NATO member states are discussing a request to use the alliance’s AWACS air surveillance aircraft in the battle against the jihadist Islamic State group, an official said today.
Any AWACS commitment would mark a departure for the alliance which up to now has had no direct role in combatting IS but is increasingly concerned by the threat it poses on its southern flank.
“We can confirm there has been a request for concrete support from NATO to the anti-ISIL effort in the form of NATO AWACS surveillance planes,” a NATO official said.
“This request is under discussion by allies,” the official said.
“Any decision would be in line with the Wales summit declaration which indicates NATO’s readiness to support the bilateral efforts of allies,” the official said, referring to a 2014 meeting of alliance leaders.
Diplomatic sources said the request came from the United States which leads an anti-IS coalition of more than 60 countries, including most of NATO’s 28 member states.

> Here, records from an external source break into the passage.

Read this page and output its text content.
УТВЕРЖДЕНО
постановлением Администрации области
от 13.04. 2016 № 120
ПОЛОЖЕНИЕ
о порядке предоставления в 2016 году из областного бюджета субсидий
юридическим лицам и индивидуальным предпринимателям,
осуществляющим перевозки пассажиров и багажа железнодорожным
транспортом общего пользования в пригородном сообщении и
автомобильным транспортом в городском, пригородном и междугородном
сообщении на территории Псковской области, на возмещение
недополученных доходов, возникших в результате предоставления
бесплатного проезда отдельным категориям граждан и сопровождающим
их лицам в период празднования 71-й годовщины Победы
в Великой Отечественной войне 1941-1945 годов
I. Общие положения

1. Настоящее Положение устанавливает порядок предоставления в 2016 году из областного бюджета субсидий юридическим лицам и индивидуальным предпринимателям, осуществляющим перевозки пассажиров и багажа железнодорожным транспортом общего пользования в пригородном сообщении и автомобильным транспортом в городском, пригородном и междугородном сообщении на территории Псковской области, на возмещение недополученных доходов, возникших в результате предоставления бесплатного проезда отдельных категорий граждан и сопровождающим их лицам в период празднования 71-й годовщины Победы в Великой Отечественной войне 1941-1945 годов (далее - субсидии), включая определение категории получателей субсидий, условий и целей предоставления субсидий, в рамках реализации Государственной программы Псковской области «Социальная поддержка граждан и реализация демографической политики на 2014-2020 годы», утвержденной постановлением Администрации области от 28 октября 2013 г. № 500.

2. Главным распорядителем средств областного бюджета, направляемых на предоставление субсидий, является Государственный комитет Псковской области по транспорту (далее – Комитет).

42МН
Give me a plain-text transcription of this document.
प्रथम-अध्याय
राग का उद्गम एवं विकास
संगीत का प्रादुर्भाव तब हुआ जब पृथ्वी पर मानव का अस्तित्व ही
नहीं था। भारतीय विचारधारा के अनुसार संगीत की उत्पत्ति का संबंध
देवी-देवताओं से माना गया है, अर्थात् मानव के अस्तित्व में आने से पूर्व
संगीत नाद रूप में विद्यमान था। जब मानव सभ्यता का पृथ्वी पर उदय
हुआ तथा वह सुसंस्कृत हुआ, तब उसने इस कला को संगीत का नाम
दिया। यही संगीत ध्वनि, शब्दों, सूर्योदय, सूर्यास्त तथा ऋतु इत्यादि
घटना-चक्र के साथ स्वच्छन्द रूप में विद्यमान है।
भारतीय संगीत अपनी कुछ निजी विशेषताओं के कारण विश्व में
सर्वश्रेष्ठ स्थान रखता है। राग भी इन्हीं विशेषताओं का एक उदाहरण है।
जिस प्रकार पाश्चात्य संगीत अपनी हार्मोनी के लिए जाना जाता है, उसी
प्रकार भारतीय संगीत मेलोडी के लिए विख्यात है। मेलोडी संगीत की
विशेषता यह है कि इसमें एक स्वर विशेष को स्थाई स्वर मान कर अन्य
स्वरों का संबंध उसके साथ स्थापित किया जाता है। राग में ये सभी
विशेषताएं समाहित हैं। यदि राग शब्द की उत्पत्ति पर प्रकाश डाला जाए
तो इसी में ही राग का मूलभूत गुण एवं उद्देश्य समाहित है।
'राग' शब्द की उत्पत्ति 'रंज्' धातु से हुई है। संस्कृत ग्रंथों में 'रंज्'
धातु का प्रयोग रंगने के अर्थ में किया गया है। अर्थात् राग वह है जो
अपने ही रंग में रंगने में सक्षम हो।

NATO declined to comment on the source of the request.
US officials at NATO were not immediately available to comment.
NATO has few military assets of its own, providing the umbrella command structure for the 28 allies, but in the 1980s they agreed to establish an AWACS (Airborne Warning and Control System) unit to counter the then Soviet threat.
The AWACS unit comprises more than 20 planes capable of monitoring activity, principally in the air but also on the ground, within a radius of some 400 kilometres (260 miles) to warn of threats and coordinate a response.